Torch.jit.trace receives fixed size input to track operations. But How traced modules handle different batch size?

we can convert pytorch modules to torchscript with torch.jit.trace().
and this trace function needs fixed size input to track operations of the module.

However, the last batch size can be different from the batch size if the number of samples is not multiple of the batch size.
ex) 118 samples with 32 batch size => 32/ 32 / 32 / 22

Then how does this traced module handle different batch size?
I thought it would raise an error but traced module could inference with different batch size input.

Also, when I use larger batch size, I could see that inference speed becomes slow.
I am using CNN model and I usually use 201 samples.
I calculated the model inference time using the below code and could see that 16 batch size (6 seconds average in my example) makes the inference speed faster than 128 batch size (8 seconds average). (1 batch size results in 15 seconds)

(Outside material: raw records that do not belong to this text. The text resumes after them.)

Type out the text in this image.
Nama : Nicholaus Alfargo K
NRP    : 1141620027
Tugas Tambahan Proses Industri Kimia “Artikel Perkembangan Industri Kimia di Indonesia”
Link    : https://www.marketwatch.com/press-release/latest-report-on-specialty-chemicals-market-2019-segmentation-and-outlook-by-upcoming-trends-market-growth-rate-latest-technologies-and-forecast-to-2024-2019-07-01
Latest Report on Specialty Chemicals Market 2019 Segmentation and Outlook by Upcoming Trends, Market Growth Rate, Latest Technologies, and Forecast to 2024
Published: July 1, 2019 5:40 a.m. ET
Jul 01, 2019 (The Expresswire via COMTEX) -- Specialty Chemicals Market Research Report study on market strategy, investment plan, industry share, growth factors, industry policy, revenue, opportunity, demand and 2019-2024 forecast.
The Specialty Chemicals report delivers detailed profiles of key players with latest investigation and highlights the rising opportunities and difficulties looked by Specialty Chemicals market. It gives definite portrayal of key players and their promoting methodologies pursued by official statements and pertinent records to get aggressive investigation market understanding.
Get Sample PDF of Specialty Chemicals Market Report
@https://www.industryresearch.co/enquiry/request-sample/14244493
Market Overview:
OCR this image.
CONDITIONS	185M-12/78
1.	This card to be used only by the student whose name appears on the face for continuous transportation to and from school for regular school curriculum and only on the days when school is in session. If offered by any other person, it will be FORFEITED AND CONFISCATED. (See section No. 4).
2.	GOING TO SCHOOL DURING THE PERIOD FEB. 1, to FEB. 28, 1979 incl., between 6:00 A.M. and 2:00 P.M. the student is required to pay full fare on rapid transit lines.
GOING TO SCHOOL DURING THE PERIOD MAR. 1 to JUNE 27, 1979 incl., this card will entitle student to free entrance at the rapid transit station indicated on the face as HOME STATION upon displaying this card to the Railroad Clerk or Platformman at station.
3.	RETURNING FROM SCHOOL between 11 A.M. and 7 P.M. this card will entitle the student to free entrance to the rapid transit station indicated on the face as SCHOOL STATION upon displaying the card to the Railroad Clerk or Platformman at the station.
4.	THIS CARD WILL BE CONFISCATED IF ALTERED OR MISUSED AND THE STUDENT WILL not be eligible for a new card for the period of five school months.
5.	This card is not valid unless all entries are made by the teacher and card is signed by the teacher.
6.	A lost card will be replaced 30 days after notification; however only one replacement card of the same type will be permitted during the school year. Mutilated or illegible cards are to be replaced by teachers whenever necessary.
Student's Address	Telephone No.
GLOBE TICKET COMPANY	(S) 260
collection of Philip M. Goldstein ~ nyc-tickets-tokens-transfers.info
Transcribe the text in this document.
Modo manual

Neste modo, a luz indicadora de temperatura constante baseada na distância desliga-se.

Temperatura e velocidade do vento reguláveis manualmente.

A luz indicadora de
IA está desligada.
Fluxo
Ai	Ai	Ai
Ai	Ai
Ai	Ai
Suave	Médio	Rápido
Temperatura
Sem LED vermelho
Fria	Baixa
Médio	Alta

            torch.cuda.synchronize()
            start = time.perf_counter()
            with torch.no_grad():
                output = torch_model(sample_batch_tensor)
            torch.cuda.synchronize()
            stop = time.perf_counter()
            curr_time = stop - start

I am using cuda parallel computation so I thought larger batch size will accelerate the model inference speed. I didn’t include model or data loading time. Is this also related to Tracing module with fixed size?